Abstract
A polarizable potential function describing the interaction between acetonitrile
molecules is introduced. The molecules are described as rigid and linear with three
mass sites corresponding to the CH3 group (methyl, Me), the central carbon atom (C),
and the nitrogen atom (N). The electrostatic interaction is represented using a single
center multipole expansion (SCME) as has been done previously for H2O [Wikfeldt et
al., Phys. Chem. Chem. Phys. 15, 16542 (2013)], by including multipole moments
from dipole up to and including hexadecapole, as well as anisotropic dipole-dipole, dipole-quadrupole and quadrupole-quadrupole polarizability tensors. The model is free of point charges. The non-electrostatic part is described in a pair-wise fashion by a Born-Mayer repulsion and damped dispersion attraction.
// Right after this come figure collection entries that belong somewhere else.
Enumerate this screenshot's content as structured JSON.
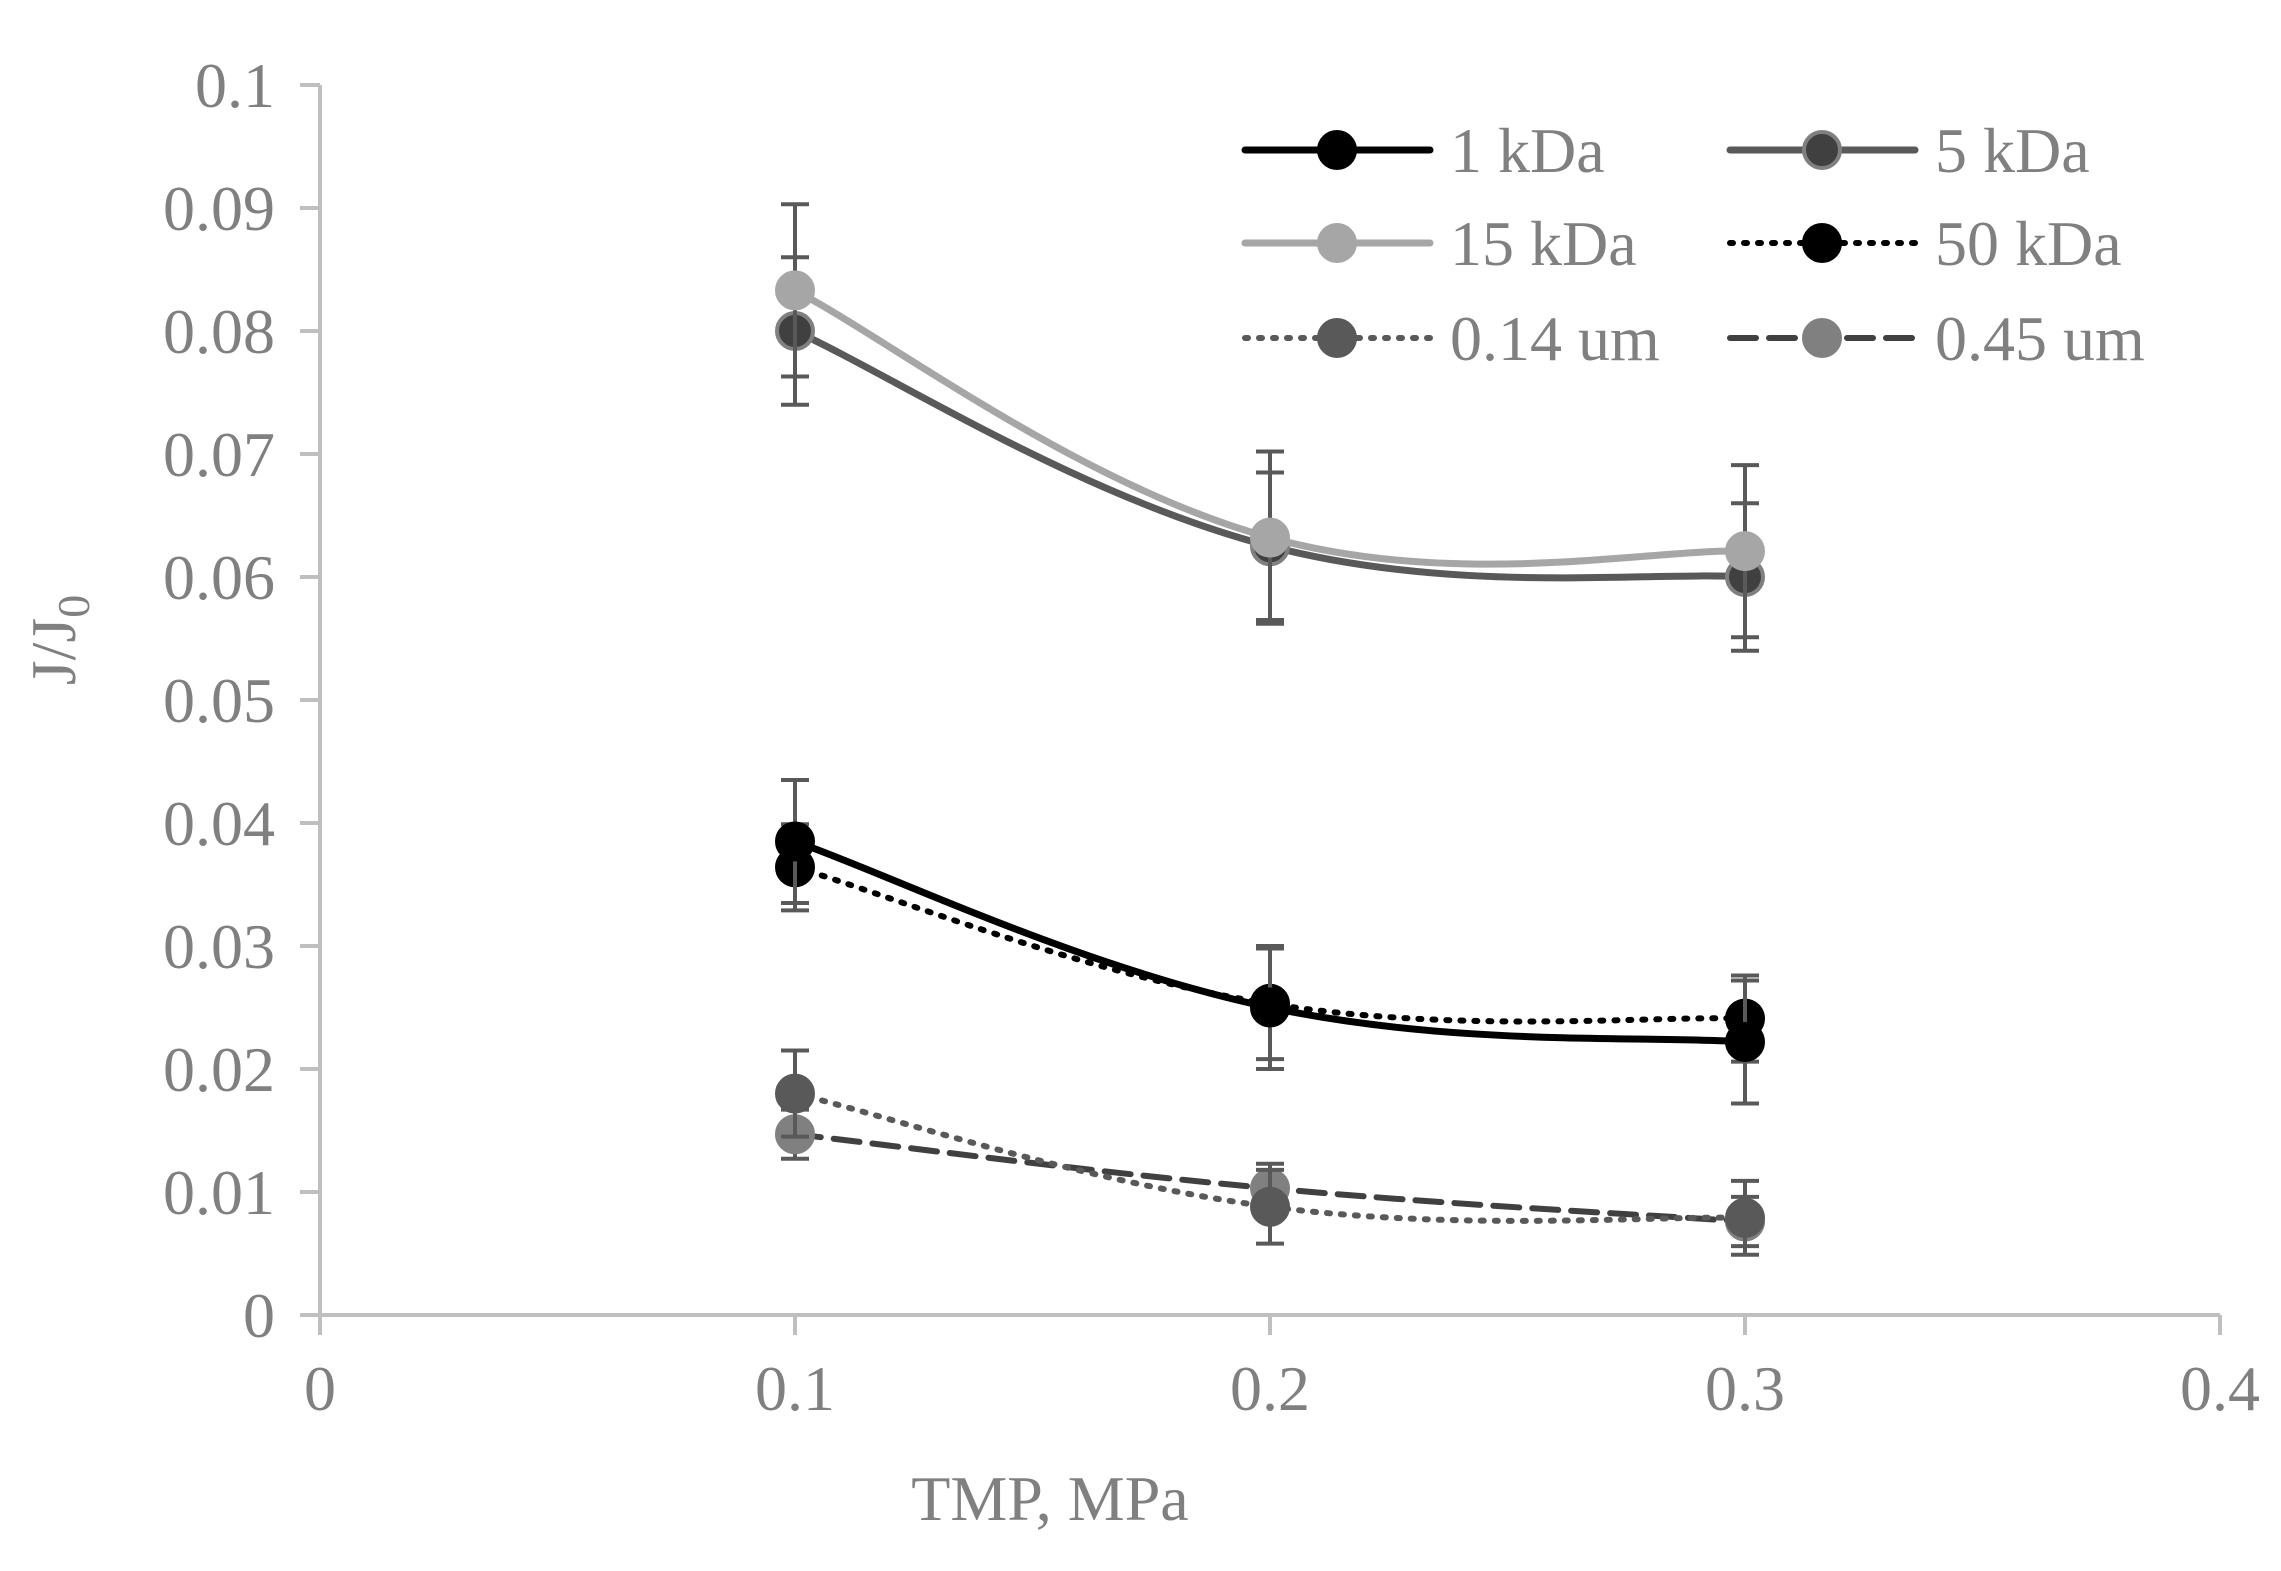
{
  "chart_data": {
    "type": "line",
    "title": "",
    "xlabel": "TMP, MPa",
    "ylabel": "J/J",
    "ylabel_subscript": "0",
    "xlim": [
      0,
      0.4
    ],
    "ylim": [
      0,
      0.1
    ],
    "x_ticks": [
      "0",
      "0.1",
      "0.2",
      "0.3",
      "0.4"
    ],
    "y_ticks": [
      "0",
      "0.01",
      "0.02",
      "0.03",
      "0.04",
      "0.05",
      "0.06",
      "0.07",
      "0.08",
      "0.09",
      "0.1"
    ],
    "grid": false,
    "legend_position": "top-right",
    "x": [
      0.1,
      0.2,
      0.3
    ],
    "series": [
      {
        "name": "1 kDa",
        "values": [
          0.0385,
          0.025,
          0.0222
        ],
        "errors": [
          0.005,
          0.005,
          0.005
        ],
        "color": "#000000",
        "marker_color": "#000000",
        "dash": "solid"
      },
      {
        "name": "5 kDa",
        "values": [
          0.08,
          0.0625,
          0.06
        ],
        "errors": [
          0.006,
          0.006,
          0.006
        ],
        "color": "#595959",
        "marker_color": "#404040",
        "dash": "solid"
      },
      {
        "name": "15 kDa",
        "values": [
          0.0833,
          0.0632,
          0.0621
        ],
        "errors": [
          0.007,
          0.007,
          0.007
        ],
        "color": "#a6a6a6",
        "marker_color": "#a6a6a6",
        "dash": "solid"
      },
      {
        "name": "50 kDa",
        "values": [
          0.0364,
          0.0253,
          0.0241
        ],
        "errors": [
          0.0035,
          0.0045,
          0.0035
        ],
        "color": "#000000",
        "marker_color": "#000000",
        "dash": "dotted"
      },
      {
        "name": "0.14 um",
        "values": [
          0.018,
          0.0088,
          0.0079
        ],
        "errors": [
          0.0035,
          0.003,
          0.003
        ],
        "color": "#595959",
        "marker_color": "#595959",
        "dash": "dotted"
      },
      {
        "name": "0.45 um",
        "values": [
          0.0147,
          0.0103,
          0.0076
        ],
        "errors": [
          0.002,
          0.002,
          0.002
        ],
        "color": "#404040",
        "marker_color": "#808080",
        "dash": "dashed"
      }
    ],
    "error_bar_color": "#595959",
    "axis_color": "#bfbfbf"
  }
}
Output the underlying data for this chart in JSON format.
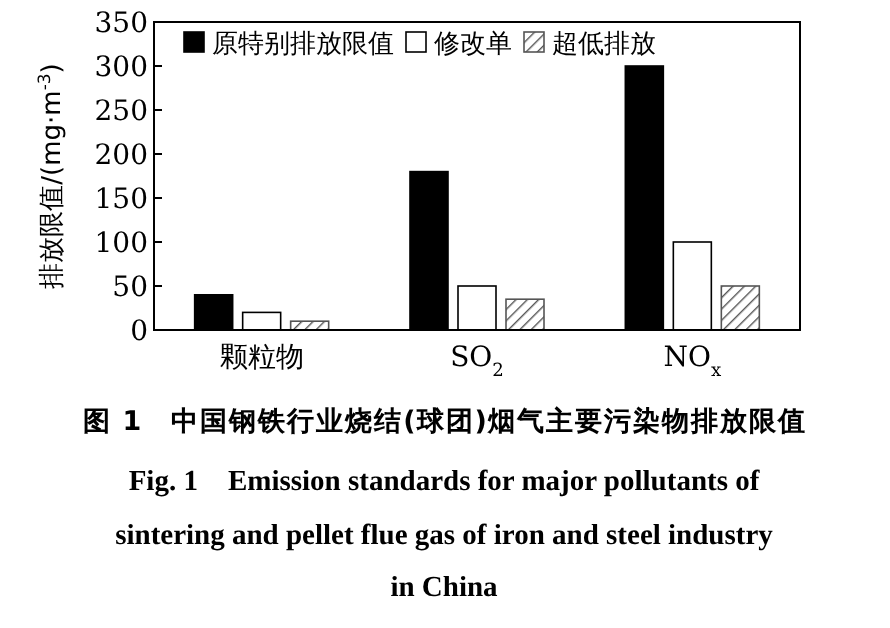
{
  "chart_data": {
    "type": "bar",
    "title": "图 1　中国钢铁行业烧结(球团)烟气主要污染物排放限值",
    "subtitle": "Fig. 1　Emission standards for major pollutants of sintering and pellet flue gas of iron and steel industry in China",
    "ylabel": "排放限值/(mg·m$^{-3}$)",
    "categories": [
      "颗粒物",
      "SO$_{2}$",
      "NO$_{x}$"
    ],
    "series": [
      {
        "name": "原特别排放限值",
        "color": "#000000",
        "values": [
          40,
          180,
          300
        ]
      },
      {
        "name": "修改单",
        "color": "#ffffff",
        "values": [
          20,
          50,
          100
        ]
      },
      {
        "name": "超低排放",
        "color": "#555555",
        "values": [
          10,
          35,
          50
        ]
      }
    ],
    "ylim": [
      0,
      350
    ],
    "yticks": [
      0,
      50,
      100,
      150,
      200,
      250,
      300,
      350
    ],
    "grid": false,
    "legend": "top"
  }
}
The potential function is parameterized to fit the interaction energy of small (CH3CN)n, n=2-6, clusters calculated using the PBE0 hybrid functional with an additional many-body dispersion contribution. The parameterized potential function is found to compare well with results of the electronic structure calculations of dissociation curves for different dimer orientations and cohesive properties (the equilibrium volume, cohesive energy, and the bulk modulus) of the α-phase of acetonitrile crystal. The average value of the molecular dipole moment obtained in the α-phase is 5.53 D, corresponding to a ca. 40% increase as compared to the dipole moment of an isolated acetonitrile molecule, 3.92
D.